Doença crônica causa dor e acúmulo desproporcional de gordura nas pernas e quadris. Diagnóstico precoce é essencial para evitar agravamentos e melhorar a qualidade de vida das pacientes.
O Instituto de Promoção e de Assistência à Saúde dos Servidores do Estado de Sergipe (Ipesaúde) alerta sobre a relevância do diagnóstico precoce e acompanhamento especializado do lipedema, condição frequentemente confundida com obesidade ou sobrepeso. A doença crônica, que afeta principalmente mulheres, apresenta sintomas como dor nas pernas, sensação de peso e acúmulo desproporcional de gordura em áreas como quadris e pernas.
Recentemente, o tema ganhou destaque após relatos de figuras públicas, como a atriz Bárbara Reis, que conviveu com os sintomas por anos antes de receber o diagnóstico correto. Embora o lipedema não tenha cura, existem tratamentos que permitem o controle da doença e melhoram a qualidade de vida das pacientes.
De acordo com o médico angiologista do Ipesaúde, Igor Pereira, o lipedema é uma enfermidade inflamatória e sistêmica. Ele explica que a condição se caracteriza pelo acúmulo de gordura inflamatória, que causa dor e sensibilidade nas pacientes. “É uma doença crônica que afeta o público feminino. Trata-se de um acúmulo de gordura desproporcional em algumas áreas do corpo, muito dolorosas”, afirma.
A distinção entre lipedema e obesidade é um dos principais desafios. “Muitas vezes, é dado um diagnóstico errado de lipedema, sendo que a paciente na verdade tem obesidade. O lipedema é uma doença crônica inflamatória, que apresenta características como dor e hematomas, ao contrário da obesidade”, destaca o especialista.
O lipedema foi reconhecido recentemente, o que contribuiu para anos de subdiagnóstico.
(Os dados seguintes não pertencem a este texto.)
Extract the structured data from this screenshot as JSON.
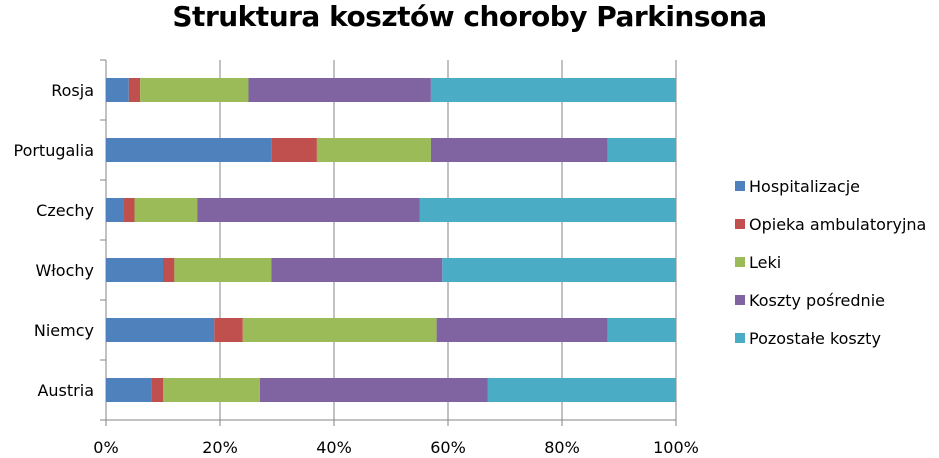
{
  "chart_data": {
    "type": "bar",
    "orientation": "horizontal",
    "stacked": "percent",
    "title": "Struktura kosztów choroby Parkinsona",
    "categories": [
      "Rosja",
      "Portugalia",
      "Czechy",
      "Włochy",
      "Niemcy",
      "Austria"
    ],
    "series": [
      {
        "name": "Hospitalizacje",
        "color": "#4F81BD",
        "values": [
          4,
          29,
          3,
          10,
          19,
          8
        ]
      },
      {
        "name": "Opieka ambulatoryjna",
        "color": "#C0504D",
        "values": [
          2,
          8,
          2,
          2,
          5,
          2
        ]
      },
      {
        "name": "Leki",
        "color": "#9BBB59",
        "values": [
          19,
          20,
          11,
          17,
          34,
          17
        ]
      },
      {
        "name": "Koszty pośrednie",
        "color": "#8064A2",
        "values": [
          32,
          31,
          39,
          30,
          30,
          40
        ]
      },
      {
        "name": "Pozostałe koszty",
        "color": "#4BACC6",
        "values": [
          43,
          12,
          45,
          41,
          12,
          33
        ]
      }
    ],
    "x_ticks": [
      "0%",
      "20%",
      "40%",
      "60%",
      "80%",
      "100%"
    ],
    "xlim": [
      0,
      100
    ],
    "legend_position": "right",
    "grid": {
      "x": true,
      "y": false
    }
  }
}
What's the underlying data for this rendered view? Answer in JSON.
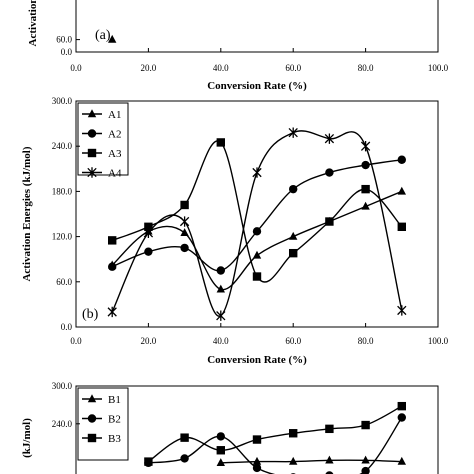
{
  "chart_data": [
    {
      "type": "line",
      "panel_label": "(a)",
      "xlabel": "Conversion Rate (%)",
      "ylabel": "Activation",
      "xlim": [
        0,
        100
      ],
      "ylim": [
        0,
        300
      ],
      "x_ticks": [
        "0.0",
        "20.0",
        "40.0",
        "60.0",
        "80.0",
        "100.0"
      ],
      "y_ticks_visible": [
        "0.0",
        "60.0"
      ],
      "series": [
        {
          "x": [
            10
          ],
          "values": [
            60
          ],
          "marker": "triangle"
        }
      ]
    },
    {
      "type": "line",
      "panel_label": "(b)",
      "xlabel": "Conversion Rate (%)",
      "ylabel": "Activation Energies (kJ/mol)",
      "xlim": [
        0,
        100
      ],
      "ylim": [
        0,
        300
      ],
      "x_ticks": [
        "0.0",
        "20.0",
        "40.0",
        "60.0",
        "80.0",
        "100.0"
      ],
      "y_ticks": [
        "0.0",
        "60.0",
        "120.0",
        "180.0",
        "240.0",
        "300.0"
      ],
      "legend_position": "top-left",
      "series": [
        {
          "name": "A1",
          "marker": "triangle",
          "x": [
            10,
            20,
            30,
            40,
            50,
            60,
            70,
            80,
            90
          ],
          "values": [
            82,
            127,
            125,
            50,
            95,
            120,
            140,
            160,
            180
          ]
        },
        {
          "name": "A2",
          "marker": "circle",
          "x": [
            10,
            20,
            30,
            40,
            50,
            60,
            70,
            80,
            90
          ],
          "values": [
            80,
            100,
            105,
            75,
            127,
            183,
            205,
            215,
            222
          ]
        },
        {
          "name": "A3",
          "marker": "square",
          "x": [
            10,
            20,
            30,
            40,
            50,
            60,
            70,
            80,
            90
          ],
          "values": [
            115,
            133,
            162,
            245,
            67,
            98,
            140,
            183,
            133
          ]
        },
        {
          "name": "A4",
          "marker": "star",
          "x": [
            10,
            20,
            30,
            40,
            50,
            60,
            70,
            80,
            90
          ],
          "values": [
            20,
            125,
            140,
            15,
            205,
            258,
            250,
            240,
            22
          ]
        }
      ]
    },
    {
      "type": "line",
      "panel_label": "",
      "xlabel": "",
      "ylabel": "(kJ/mol)",
      "xlim": [
        0,
        100
      ],
      "ylim": [
        0,
        300
      ],
      "y_ticks_visible": [
        "240.0",
        "300.0"
      ],
      "legend_position": "top-left",
      "series": [
        {
          "name": "B1",
          "marker": "triangle",
          "x": [
            40,
            50,
            60,
            70,
            80,
            90
          ],
          "values": [
            178,
            180,
            180,
            182,
            182,
            180
          ]
        },
        {
          "name": "B2",
          "marker": "circle",
          "x": [
            20,
            30,
            40,
            50,
            60,
            70,
            80,
            90
          ],
          "values": [
            178,
            185,
            220,
            170,
            155,
            158,
            165,
            250
          ]
        },
        {
          "name": "B3",
          "marker": "square",
          "x": [
            20,
            30,
            40,
            50,
            60,
            70,
            80,
            90
          ],
          "values": [
            180,
            218,
            198,
            215,
            225,
            232,
            238,
            268
          ]
        }
      ]
    }
  ]
}
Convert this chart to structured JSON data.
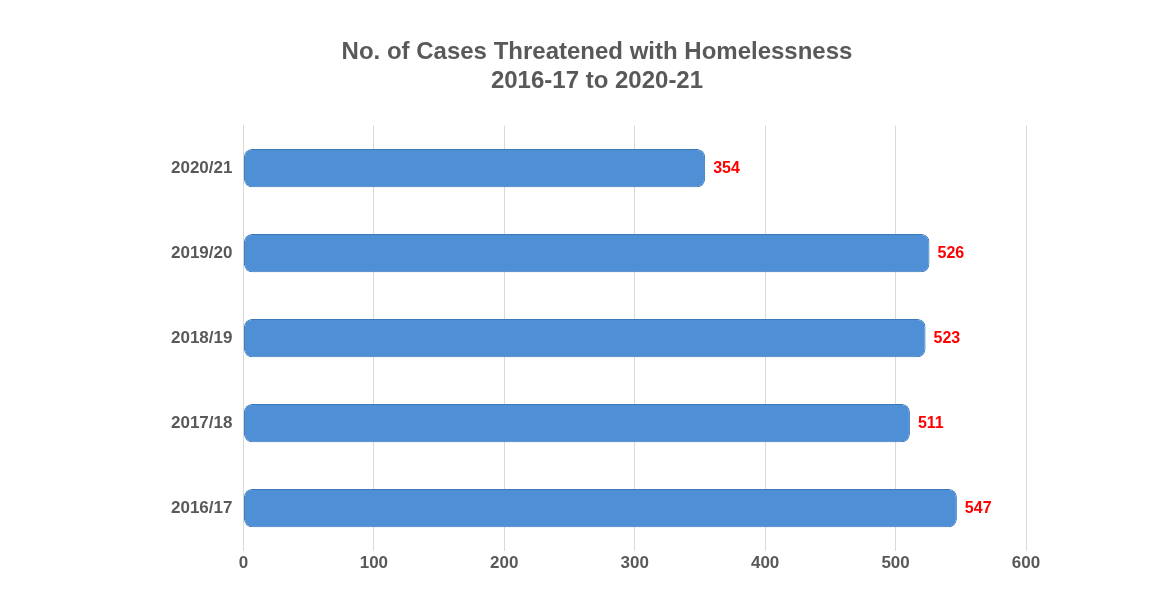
{
  "chart_data": {
    "type": "bar",
    "orientation": "horizontal",
    "title": "No. of Cases Threatened with Homelessness\n2016-17 to 2020-21",
    "categories": [
      "2020/21",
      "2019/20",
      "2018/19",
      "2017/18",
      "2016/17"
    ],
    "values": [
      354,
      526,
      523,
      511,
      547
    ],
    "color": "#4f8fd6",
    "xlim": [
      0,
      600
    ],
    "xticks": [
      0,
      100,
      200,
      300,
      400,
      500,
      600
    ],
    "grid": "x",
    "data_labels": true,
    "legend": false
  }
}
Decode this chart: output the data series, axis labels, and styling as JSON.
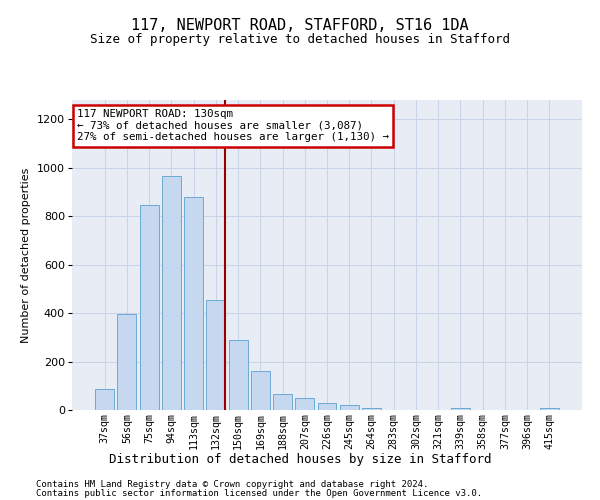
{
  "title": "117, NEWPORT ROAD, STAFFORD, ST16 1DA",
  "subtitle": "Size of property relative to detached houses in Stafford",
  "xlabel": "Distribution of detached houses by size in Stafford",
  "ylabel": "Number of detached properties",
  "categories": [
    "37sqm",
    "56sqm",
    "75sqm",
    "94sqm",
    "113sqm",
    "132sqm",
    "150sqm",
    "169sqm",
    "188sqm",
    "207sqm",
    "226sqm",
    "245sqm",
    "264sqm",
    "283sqm",
    "302sqm",
    "321sqm",
    "339sqm",
    "358sqm",
    "377sqm",
    "396sqm",
    "415sqm"
  ],
  "values": [
    85,
    395,
    845,
    965,
    880,
    455,
    290,
    160,
    65,
    48,
    30,
    20,
    10,
    0,
    0,
    0,
    10,
    0,
    0,
    0,
    10
  ],
  "bar_color": "#c5d8f0",
  "bar_edge_color": "#6aaad4",
  "vline_color": "#990000",
  "annotation_text": "117 NEWPORT ROAD: 130sqm\n← 73% of detached houses are smaller (3,087)\n27% of semi-detached houses are larger (1,130) →",
  "annotation_box_color": "#ffffff",
  "annotation_box_edge": "#cc0000",
  "footnote1": "Contains HM Land Registry data © Crown copyright and database right 2024.",
  "footnote2": "Contains public sector information licensed under the Open Government Licence v3.0.",
  "ylim": [
    0,
    1280
  ],
  "yticks": [
    0,
    200,
    400,
    600,
    800,
    1000,
    1200
  ],
  "background_color": "#ffffff",
  "axes_bg_color": "#e8edf5",
  "grid_color": "#c8d4e8",
  "figsize": [
    6.0,
    5.0
  ],
  "dpi": 100
}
Igor Pereira explica que, até pouco tempo, muitas mulheres não sabiam que tinham a doença, que era considerada apenas gordura. “Descobrimos que é uma gordura inflamada, e o nome disso é lipedema”, afirma.
Fatores genéticos, hábitos de vida e alimentação influenciam diretamente na evolução da doença. O tratamento inclui controle da inflamação, mudanças alimentares, prática de atividade física e acompanhamento multiprofissional.
A beneficiária do Ipesaúde, Stephane Lisley Fonseca, de 32 anos, compartilha sua experiência. Ela relata que começou a notar mudanças em seu corpo há dois anos, mas demorou a associar os sintomas ao lipedema. “Achei que isso estava acontecendo no meu corpo porque eu estava acima do peso”, comenta.
Ela notou marcas nas pernas, inchaços e dores frequentes. Após avaliação médica, recebeu o diagnóstico e iniciou o tratamento, que envolve mudanças nos hábitos alimentares. “O que passa a mudar é a necessidade de novos hábitos alimentares. Há muitas coisas que precisam ser retiradas do dia a dia”, explica.
Stephane destaca a importância do suporte profissional no tratamento, que pode ser custoso. “É uma doença cujo tratamento teve uma grande evolução, porém os custos com alimentação, atividade física e medicação são altos”, ressalta.
Por fim, ela deixa uma mensagem de encorajamento para outras mulheres que enfrentam a doença: “Procurem se cuidar. No início, eu chorei, porque não queria aceitar. O que eu digo é que não é fácil, mas não desistam”.